Nice Article. If you ever get a spare moment, it might be of interest to readers to hear how you set up a typical working environment for scala (with dependencies like Breeze, Saddle etc). For example, do you set up separate build projects like this (http://scalatutorials.com/beginner/2013/07/18/getting-started-with-sbt) for *every* single set of examples and projects you work on? This kind of granular dependency control makes sense when developing production tools but seems cumbersome for smaller statistical explorations and examples. Apologies if you’ve already posted this elsewhere. I had a look and didn’t see anything related to these kind of details.
Actually, I do discuss this to some extent in the slides and code examples for my talk at the RSS meeting – https://github.com/darrenjw/statslang-scala – discussed in https://darrenjw.wordpress.com/2014/11/22/statistical-computing-languages-at-the-rss/
Although it is obviously a matter of personal taste how one does this sort of thing, I generally create a new directory for each project (dataset) I work on, and I don’t find it particularly cumbersome to copy a sbt file into the directory. The advantage of this is that it fixes the versions of all dependencies.
If it is a small exploratory project, you can do everything in the same directory without creating a big directory tree (like my “monte-carlo” example in the above repo).
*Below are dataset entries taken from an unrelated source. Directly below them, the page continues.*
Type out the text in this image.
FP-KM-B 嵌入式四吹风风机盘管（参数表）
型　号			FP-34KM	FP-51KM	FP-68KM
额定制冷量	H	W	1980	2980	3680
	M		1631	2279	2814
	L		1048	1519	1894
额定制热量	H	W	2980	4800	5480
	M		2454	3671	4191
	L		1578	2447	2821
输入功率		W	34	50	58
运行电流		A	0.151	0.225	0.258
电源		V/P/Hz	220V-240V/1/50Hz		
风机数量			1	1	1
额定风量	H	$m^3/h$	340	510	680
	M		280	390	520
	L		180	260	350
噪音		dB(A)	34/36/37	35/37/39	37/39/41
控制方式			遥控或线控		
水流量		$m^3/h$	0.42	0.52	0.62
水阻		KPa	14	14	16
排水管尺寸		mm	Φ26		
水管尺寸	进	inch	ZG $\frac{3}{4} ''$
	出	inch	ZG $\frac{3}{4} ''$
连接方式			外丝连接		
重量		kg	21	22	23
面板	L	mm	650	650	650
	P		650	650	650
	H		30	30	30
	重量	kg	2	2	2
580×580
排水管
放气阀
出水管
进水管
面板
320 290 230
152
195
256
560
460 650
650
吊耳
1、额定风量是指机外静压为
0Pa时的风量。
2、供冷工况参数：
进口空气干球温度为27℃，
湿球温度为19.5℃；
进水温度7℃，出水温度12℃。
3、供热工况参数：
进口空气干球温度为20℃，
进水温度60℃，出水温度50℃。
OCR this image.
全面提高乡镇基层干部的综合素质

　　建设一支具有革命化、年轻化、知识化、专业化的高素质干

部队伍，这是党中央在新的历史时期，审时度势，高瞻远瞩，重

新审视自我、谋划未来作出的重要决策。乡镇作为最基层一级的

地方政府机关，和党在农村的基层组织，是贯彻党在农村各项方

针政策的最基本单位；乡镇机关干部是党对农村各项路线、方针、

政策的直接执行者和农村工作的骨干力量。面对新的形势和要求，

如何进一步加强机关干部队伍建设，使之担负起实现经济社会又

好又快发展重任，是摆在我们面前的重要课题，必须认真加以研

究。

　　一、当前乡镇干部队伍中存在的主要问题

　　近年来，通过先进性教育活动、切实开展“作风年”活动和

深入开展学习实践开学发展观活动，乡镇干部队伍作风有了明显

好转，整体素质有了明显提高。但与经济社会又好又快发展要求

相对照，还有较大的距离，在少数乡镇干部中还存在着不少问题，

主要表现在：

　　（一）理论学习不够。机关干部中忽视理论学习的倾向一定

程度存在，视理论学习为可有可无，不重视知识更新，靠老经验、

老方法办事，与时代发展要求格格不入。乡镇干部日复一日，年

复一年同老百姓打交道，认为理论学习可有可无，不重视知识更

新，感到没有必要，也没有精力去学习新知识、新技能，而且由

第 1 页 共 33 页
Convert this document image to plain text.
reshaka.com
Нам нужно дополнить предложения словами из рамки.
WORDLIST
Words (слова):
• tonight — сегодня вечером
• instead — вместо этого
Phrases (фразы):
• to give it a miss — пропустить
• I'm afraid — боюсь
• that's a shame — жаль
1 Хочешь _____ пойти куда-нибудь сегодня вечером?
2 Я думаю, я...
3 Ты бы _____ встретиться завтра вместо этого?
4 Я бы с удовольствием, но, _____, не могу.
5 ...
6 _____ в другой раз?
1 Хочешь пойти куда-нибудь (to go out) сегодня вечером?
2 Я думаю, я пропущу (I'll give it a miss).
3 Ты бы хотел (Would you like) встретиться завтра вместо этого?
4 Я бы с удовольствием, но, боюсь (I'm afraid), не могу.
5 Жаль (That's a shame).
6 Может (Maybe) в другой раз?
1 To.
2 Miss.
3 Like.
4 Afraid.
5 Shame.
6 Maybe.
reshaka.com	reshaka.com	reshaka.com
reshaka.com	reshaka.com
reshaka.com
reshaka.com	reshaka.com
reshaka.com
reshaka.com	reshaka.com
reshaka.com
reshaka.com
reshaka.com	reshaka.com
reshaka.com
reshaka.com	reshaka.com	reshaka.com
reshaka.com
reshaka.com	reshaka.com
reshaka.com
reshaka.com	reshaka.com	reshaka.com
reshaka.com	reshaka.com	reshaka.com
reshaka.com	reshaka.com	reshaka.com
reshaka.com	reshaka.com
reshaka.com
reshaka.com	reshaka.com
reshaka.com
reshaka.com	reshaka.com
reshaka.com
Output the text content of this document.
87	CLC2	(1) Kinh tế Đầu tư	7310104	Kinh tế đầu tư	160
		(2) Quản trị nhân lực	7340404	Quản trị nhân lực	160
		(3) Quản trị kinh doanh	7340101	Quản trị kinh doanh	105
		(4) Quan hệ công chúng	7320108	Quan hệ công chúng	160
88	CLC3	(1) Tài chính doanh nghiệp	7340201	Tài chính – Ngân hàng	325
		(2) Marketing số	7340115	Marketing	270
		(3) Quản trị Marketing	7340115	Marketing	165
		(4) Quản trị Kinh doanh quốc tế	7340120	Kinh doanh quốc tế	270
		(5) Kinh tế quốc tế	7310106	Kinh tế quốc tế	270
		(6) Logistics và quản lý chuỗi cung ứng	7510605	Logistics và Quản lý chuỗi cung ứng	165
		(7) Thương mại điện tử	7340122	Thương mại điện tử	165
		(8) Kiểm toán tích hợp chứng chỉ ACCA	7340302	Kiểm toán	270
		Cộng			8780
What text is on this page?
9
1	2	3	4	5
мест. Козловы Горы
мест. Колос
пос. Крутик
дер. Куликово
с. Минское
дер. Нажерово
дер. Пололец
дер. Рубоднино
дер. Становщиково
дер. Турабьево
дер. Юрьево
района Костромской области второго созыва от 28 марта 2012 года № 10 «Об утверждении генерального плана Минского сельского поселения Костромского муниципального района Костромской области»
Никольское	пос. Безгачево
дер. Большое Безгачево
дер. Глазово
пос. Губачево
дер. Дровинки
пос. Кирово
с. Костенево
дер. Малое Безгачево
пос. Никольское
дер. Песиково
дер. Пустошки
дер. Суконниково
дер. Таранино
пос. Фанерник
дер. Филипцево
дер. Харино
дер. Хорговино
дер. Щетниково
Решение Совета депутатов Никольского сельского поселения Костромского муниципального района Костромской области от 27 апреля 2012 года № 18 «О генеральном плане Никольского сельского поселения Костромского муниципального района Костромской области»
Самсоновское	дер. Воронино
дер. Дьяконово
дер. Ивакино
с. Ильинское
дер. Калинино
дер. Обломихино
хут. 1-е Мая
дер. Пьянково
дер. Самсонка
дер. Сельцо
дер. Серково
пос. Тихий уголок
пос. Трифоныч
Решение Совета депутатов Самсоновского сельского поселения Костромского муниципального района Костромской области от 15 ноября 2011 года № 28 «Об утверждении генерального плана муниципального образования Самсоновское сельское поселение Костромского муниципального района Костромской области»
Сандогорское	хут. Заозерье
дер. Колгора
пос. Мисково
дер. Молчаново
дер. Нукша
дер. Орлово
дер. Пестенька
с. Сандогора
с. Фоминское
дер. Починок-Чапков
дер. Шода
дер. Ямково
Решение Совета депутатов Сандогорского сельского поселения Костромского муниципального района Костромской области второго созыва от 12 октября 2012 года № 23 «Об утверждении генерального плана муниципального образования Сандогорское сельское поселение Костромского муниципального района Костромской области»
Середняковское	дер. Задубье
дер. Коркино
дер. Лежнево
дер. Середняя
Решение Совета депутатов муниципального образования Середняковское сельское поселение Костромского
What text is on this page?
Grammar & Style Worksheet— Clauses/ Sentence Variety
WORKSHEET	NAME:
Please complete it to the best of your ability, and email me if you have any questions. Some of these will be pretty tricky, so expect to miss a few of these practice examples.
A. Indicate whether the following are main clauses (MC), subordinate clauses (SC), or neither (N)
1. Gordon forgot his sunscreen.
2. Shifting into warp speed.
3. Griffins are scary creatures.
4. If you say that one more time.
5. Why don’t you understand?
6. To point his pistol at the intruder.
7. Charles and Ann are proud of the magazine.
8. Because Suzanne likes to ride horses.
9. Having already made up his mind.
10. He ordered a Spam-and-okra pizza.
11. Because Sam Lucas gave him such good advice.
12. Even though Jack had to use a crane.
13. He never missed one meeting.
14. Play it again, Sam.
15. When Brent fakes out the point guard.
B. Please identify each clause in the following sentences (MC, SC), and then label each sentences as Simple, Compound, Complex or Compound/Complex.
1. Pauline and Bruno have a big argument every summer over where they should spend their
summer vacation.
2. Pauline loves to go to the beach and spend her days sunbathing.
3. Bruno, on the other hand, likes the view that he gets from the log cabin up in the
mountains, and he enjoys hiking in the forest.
If it’s a bigger project, following the standard directory structure is a relatively small setup overhead (like my “regression” example), and works better with IDEs such as the ScalaIDE (based on Eclipse). I use the sbt “eclipse” plugin to generate project files for the ScalaIDE.
I like this blog about scala for statistical computing. I am about to offer a spark-based scalable data science course in New Zealand:
Your blog is a nice resource to introduce ‘why scala for data science and computational stats?’.